Semi-algebraic Approximation Using Christoffel–Darboux Kernel

• Published in: Constructive approximation Vol. 54; no. 3; pp. 391 - 429
• Main Authors: Marx, Swann, Pauwels, Edouard, Weisser, Tillmann, Henrion, Didier, Lasserre, Jean Bernard
• Format: Journal Article
• Language: English
• Published: New York Springer US 01.12.2021; Springer Nature B.V; Springer Verlag
• Subjects: Algebra; Analysis; Approximation; Convergence; Evaluation; Gibbs phenomenon; Kernels; Mathematics; Mathematics and Statistics; Numerical Analysis; Numerical integration; Optimal control; Optimization and Control; Polynomials; Positive polynomials; Convex optimization; 41A30; Orthogonal polynomials; 47B32; Approximation theory; Moments; 42C05; 41A30 Contents; approximation theory; moments; convex optimization; positive polynomials; orthogonal polynomials 42C05; orthogonal polynomials
• ISSN: 0176-4276; 1432-0940
• DOI: 10.1007/s00365-021-09535-4

We provide a new method to approximate a (possibly discontinuous) function using Christoffel–Darboux kernels.

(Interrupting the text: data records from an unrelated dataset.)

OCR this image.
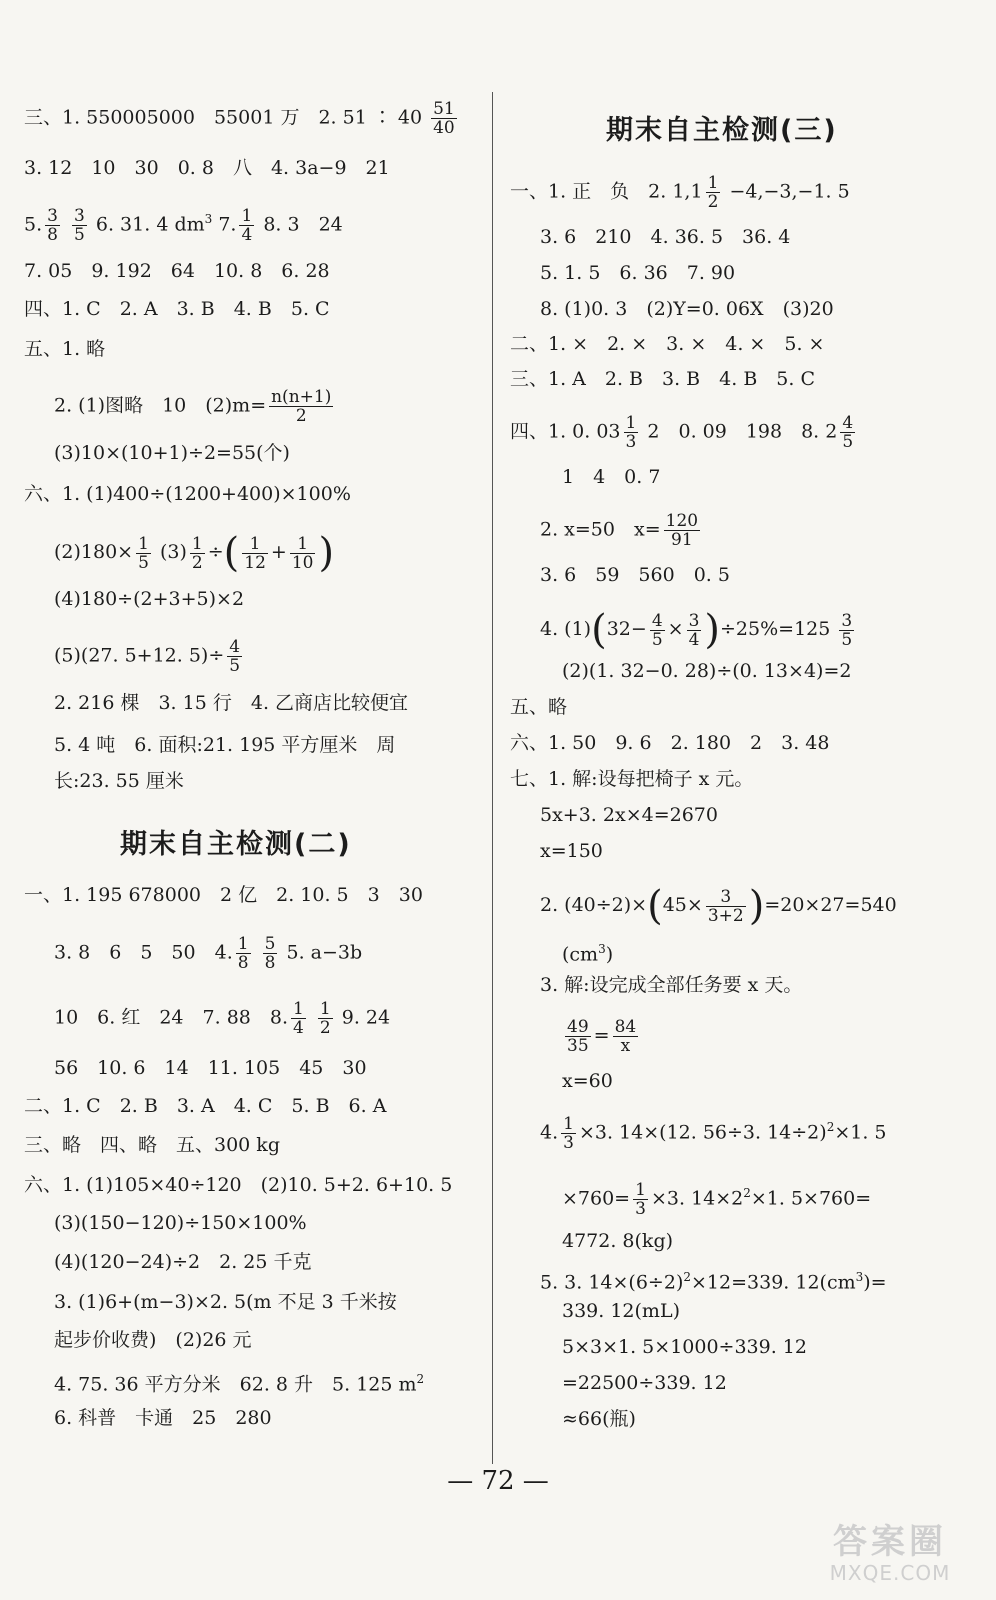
三、1. 550005000　55001 万　2. 51 ∶ $40 \frac{51}{40}$
3. 12　10　30　0. 8　八　4. 3a−9　21
5. $\frac{3}{8}$
$\frac{3}{5} 6$. 31. 4 $dm^3$ 7. $\frac{1}{4} 8$. 3　24
7. 05　9. 192　64　10. 8　6. 28
四、1. C　2. A　3. B　4. B　5. C
五、1. 略
2. (1)图略　10　$(2)m= \frac{n(n+1)}{2}$
(3)10×(10+1)÷2=55(个)
六、1. (1)400÷(1200+400)×100%
$(2)180\times \frac{1}{5} (3) \frac{1}{2}$ ÷( $\frac{1}{12} + \frac{1}{10}$ )
(4)180÷(2+3+5)×2
(5)(27. 5+12. $5)\div \frac{4}{5}$
2. 216 棵　3. 15 行　4. 乙商店比较便宜
5. 4 吨　6. 面积:21. 195 平方厘米　周
长:23. 55 厘米
期末自主检测(二)
一、1. 195 678000　2 亿　2. 10. 5　3　30
3. 8　6　5　50　4. $\frac{1}{8}$
$\frac{5}{8} 5$. a−3b
10　6. 红　24　7. 88　8. $\frac{1}{4}$
$\frac{1}{2} 9$. 24
56　10. 6　14　11. 105　45　30
二、1. C　2. B　3. A　4. C　5. B　6. A
三、略　四、略　五、300 kg
六、1. (1)105×40÷120　(2)10. 5+2. 6+10. 5
(3)(150−120)÷150×100%
(4)(120−24)÷2　2. 25 千克
3. (1)6+(m−3)×2. 5(m 不足 3 千米按
起步价收费)　(2)26 元
4. 75. 36 平方分米　62. 8 升　5. 125 $m^2$
6. 科普　卡通　25　280
期末自主检测(三)
一、1. 正　负　2. $1,1 \frac{1}{2} -4,-3,-1$. 5
3. 6　210　4. 36. 5　36. 4
5. 1. 5　6. 36　7. 90
8. (1)0. 3　(2)Y=0. 06X　(3)20
二、1. ×　2. ×　3. ×　4. ×　5. ×
三、1. A　2. B　3. B　4. B　5. C
四、1. 0. $03 \frac{1}{3} 2$　0. 09　198　8. $2 \frac{4}{5}$
1　4　0. 7
2. x=50　$x= \frac{120}{91}$
3. 6　59　560　0. 5
4. $(1)(32- \frac{4}{5} \times \frac{3}{4} )\div 25\%=125 \frac{3}{5}$
(2)(1. 32−0. 28)÷(0. 13×4)=2
五、略
六、1. 50　9. 6　2. 180　2　3. 48
七、1. 解:设每把椅子 x 元。
5x+3. 2x×4=2670
x=150
2. $(40\div 2)\times(45\times \frac{3}{3+2} )=20\times 27=540$
$(cm^3)$
3. 解:设完成全部任务要 x 天。
$\frac{49}{35} = \frac{84}{x}$
x=60
4. $\frac{1}{3} \times 3$. 14×(12. 56÷3. 14÷2)$^2$×1. 5
$\times 760= \frac{1}{3} \times 3$. $14\times 2^2\times 1$. 5×760=
4772. 8(kg)
5. 3. $14\times(6\div 2)^2\times 12=339$. $12(cm^3)=$
339. 12(mL)
5×3×1. 5×1000÷339. 12
=22500÷339. 12
≈66(瓶)
— 72 —
答案圈
MXQE.COM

Our knowledge about the unknown multivariate function is in terms of finitely many moments of the Young measure supported on the graph of the function. Such an input is available when approximating weak (or measure-valued) solution of optimal control problems, entropy solutions to nonlinear hyperbolic PDEs, or using numerical integration from finitely many evaluations of the function. While most of the existing methods construct a piecewise polynomial approximation, we construct a semi-algebraic approximation whose estimation and evaluation can be performed efficiently. An appealing feature of this method is that it deals with nonsmoothness implicitly so that a single scheme can be used to treat smooth or nonsmooth functions without any prior knowledge. On the theoretical side, we prove pointwise convergence almost everywhere as well as convergence in the Lebesgue one norm under broad assumptions. Using more restrictive assumptions, we obtain explicit convergence rates. We illustrate our approach on various examples from control and approximation. In particular, we observe empirically that our method does not suffer from the Gibbs phenomenon when approximating discontinuous functions.